Monthly Archives: November 2012

Momentum Builds for Justice for Survivors of Childhood Sex Abuse

Momentum Builds for Justice for Survivors of Childhood Sex Abuse
Today’s criminal indictment of former Penn State University President Graham Spanier for perjury, endangering the welfare of children, conspiracy, obstruction of justice and failure to report suspected child abuse add to a number of current developments moving the child abuse justice movement forward. The continuing prosecution by the Pennsylvania Attorney General in the Sandusky case shows a commitment by law enforcement to fully explore all the University officials who put football and the money that football could bring to the University ahead of the safety of children. Like the Catholic Church and the Boy Scouts, Penn State University attempted to avoid adverse publicity and chose to protect a child molester rather than to protect children.

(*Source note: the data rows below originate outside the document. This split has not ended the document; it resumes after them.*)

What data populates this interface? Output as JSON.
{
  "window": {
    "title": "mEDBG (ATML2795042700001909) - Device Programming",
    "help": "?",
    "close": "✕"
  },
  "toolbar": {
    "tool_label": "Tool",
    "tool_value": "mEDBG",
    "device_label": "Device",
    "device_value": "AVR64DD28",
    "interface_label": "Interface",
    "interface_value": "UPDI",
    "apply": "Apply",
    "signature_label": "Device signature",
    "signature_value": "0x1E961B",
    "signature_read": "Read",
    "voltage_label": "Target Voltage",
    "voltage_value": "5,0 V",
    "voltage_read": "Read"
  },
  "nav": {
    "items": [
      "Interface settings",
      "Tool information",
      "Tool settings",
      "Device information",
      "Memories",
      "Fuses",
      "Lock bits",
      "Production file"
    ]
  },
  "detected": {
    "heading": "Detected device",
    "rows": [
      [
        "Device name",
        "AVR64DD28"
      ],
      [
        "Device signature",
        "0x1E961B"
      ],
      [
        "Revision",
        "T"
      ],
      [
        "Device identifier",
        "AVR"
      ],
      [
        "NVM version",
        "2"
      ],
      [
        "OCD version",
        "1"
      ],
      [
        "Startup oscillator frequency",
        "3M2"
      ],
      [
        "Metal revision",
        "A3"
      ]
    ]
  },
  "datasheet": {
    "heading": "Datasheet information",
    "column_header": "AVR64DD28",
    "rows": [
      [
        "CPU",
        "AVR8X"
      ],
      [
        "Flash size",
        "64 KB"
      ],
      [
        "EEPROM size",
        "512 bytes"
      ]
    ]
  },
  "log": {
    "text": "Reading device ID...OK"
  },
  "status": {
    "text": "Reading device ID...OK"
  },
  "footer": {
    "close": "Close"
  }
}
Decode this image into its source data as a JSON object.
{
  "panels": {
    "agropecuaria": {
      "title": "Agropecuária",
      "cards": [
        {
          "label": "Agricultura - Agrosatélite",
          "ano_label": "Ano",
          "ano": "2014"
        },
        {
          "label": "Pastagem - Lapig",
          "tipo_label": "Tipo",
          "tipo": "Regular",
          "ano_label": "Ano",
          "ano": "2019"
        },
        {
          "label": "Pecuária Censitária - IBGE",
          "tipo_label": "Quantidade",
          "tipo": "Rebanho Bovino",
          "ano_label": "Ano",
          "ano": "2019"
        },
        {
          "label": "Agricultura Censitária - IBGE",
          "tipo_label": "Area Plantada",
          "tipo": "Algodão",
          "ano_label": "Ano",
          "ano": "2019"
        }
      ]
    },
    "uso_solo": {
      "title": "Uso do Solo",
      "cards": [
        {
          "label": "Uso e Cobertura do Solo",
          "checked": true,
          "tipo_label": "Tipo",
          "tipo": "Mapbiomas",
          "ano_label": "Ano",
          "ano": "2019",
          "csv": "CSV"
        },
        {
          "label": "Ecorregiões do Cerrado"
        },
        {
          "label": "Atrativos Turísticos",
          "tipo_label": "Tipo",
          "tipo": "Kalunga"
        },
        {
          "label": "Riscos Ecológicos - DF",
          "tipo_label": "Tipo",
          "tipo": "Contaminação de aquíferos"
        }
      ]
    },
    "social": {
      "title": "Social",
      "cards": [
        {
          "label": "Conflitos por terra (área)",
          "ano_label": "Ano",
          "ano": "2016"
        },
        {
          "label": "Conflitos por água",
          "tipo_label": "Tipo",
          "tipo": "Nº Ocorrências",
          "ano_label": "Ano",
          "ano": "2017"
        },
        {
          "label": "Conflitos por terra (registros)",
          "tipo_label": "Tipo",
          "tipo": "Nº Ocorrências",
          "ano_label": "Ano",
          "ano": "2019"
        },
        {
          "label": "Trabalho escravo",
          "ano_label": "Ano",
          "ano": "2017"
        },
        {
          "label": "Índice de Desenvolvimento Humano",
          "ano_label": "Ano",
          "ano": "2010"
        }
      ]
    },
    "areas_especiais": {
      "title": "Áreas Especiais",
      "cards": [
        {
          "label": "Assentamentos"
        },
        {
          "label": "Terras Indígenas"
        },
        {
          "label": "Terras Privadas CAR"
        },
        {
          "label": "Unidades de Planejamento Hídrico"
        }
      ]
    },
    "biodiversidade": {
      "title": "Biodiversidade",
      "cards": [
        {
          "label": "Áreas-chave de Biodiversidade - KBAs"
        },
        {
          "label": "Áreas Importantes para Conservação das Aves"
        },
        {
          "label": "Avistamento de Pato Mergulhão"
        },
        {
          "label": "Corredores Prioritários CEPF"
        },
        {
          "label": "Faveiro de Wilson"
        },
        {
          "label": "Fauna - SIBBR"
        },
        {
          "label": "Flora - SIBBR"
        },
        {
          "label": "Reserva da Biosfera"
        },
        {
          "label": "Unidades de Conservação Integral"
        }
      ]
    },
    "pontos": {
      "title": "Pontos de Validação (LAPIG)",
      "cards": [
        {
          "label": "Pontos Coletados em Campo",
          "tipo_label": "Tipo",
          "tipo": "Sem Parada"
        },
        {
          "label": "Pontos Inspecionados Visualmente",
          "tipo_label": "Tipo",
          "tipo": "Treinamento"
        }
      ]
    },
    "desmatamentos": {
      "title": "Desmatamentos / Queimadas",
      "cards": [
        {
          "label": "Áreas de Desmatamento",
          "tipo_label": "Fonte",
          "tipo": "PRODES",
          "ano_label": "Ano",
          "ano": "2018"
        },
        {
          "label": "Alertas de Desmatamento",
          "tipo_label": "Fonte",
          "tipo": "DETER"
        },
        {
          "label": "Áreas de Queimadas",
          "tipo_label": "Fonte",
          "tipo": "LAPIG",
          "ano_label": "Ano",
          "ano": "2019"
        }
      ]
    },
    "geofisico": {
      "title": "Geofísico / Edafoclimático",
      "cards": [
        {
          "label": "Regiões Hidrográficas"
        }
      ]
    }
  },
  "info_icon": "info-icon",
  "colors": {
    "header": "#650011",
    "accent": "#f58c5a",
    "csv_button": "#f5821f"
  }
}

The recent release of the Boy Scouts “perversion files” is another positive step in uncovering the horrors of child abuse. The officials at the Boy Scouts of America had kept files labeled “ineligible volunteers” files but informally referred to as the perversion files in an effort to weed pedophiles out of the boy scouts. However, they chose not to call police or notify parents. This failure allowed scout leaders who were child molesters to avoid punishment and in some cases to get back in leadership roles in the boy scouts under slightly changed names. This also allowed child molesters to find other places to abuse children rather than going to jail where they belonged.
Civil lawsuits brought by courageous survivors have uncovered much of the evidence in the Boy Scout cases and the Catholic Church cases that have revealed the huge scope of child abuse in the United States. Most children who are sexually abused by an authority figure such as a priest, scout leader, or coach are in mortal fear of disclosing the abuse that they endured. The survivors of abuse fear that they would not be believed, that they would be punished, or in the case of the Catholic Church that they would go to hell if they told anyone about the abuse.
Usually, it is many years after the abuse that the survivor of the abuse gains the courage and the knowledge to come forward and speak about what happened. This disclosure of the abuse and the abuser is important for the healing of the survivor and also to protect other children from the abuser. Unfortunately, the laws of all of the states in the United States have what are called Statutes of Limitations that the abusers and the institutions that covered up the abuse can use to have the lawsuits dismissed. The statutes of limitations vary from state to state but they all require that lawsuits be filed within a very few years after the abuse or the lawsuit will be dismissed as untimely. These statutes of limitations are very unfair to survivors of childhood sexual abuse. Recently, there has been a movement in some states to change or eliminate these unfair statutes of limitations. Some of these proposed changes to the statutes of limitation contain a “window” which allows old cases, no matter how old to be brought within a year of two of the legislation passing.
California was the first state to pass window legislation. That window was open for two years but is now closed. Hawaii recently passed a window that is still open for childhood sex abuse cases that took place in Hawaii.
Currently, there is legislation pending in Massachusetts, New York, New Jersey, and Pennsylvania that will open the doors to the courthouses in those states for justice for survivors of childhood sexual abuse if the new laws pass the legislatures and are signed by the Governors of those states. There are many lobbyists for the Catholic Church and the insurance industry attempting to stop these window bills.
It is my hope that the momentum that is building across the country for justice for children will be enough to help pass these legislative window bills to allow for full civil investigations and accountability into the institutions that harbored and protected child molesters.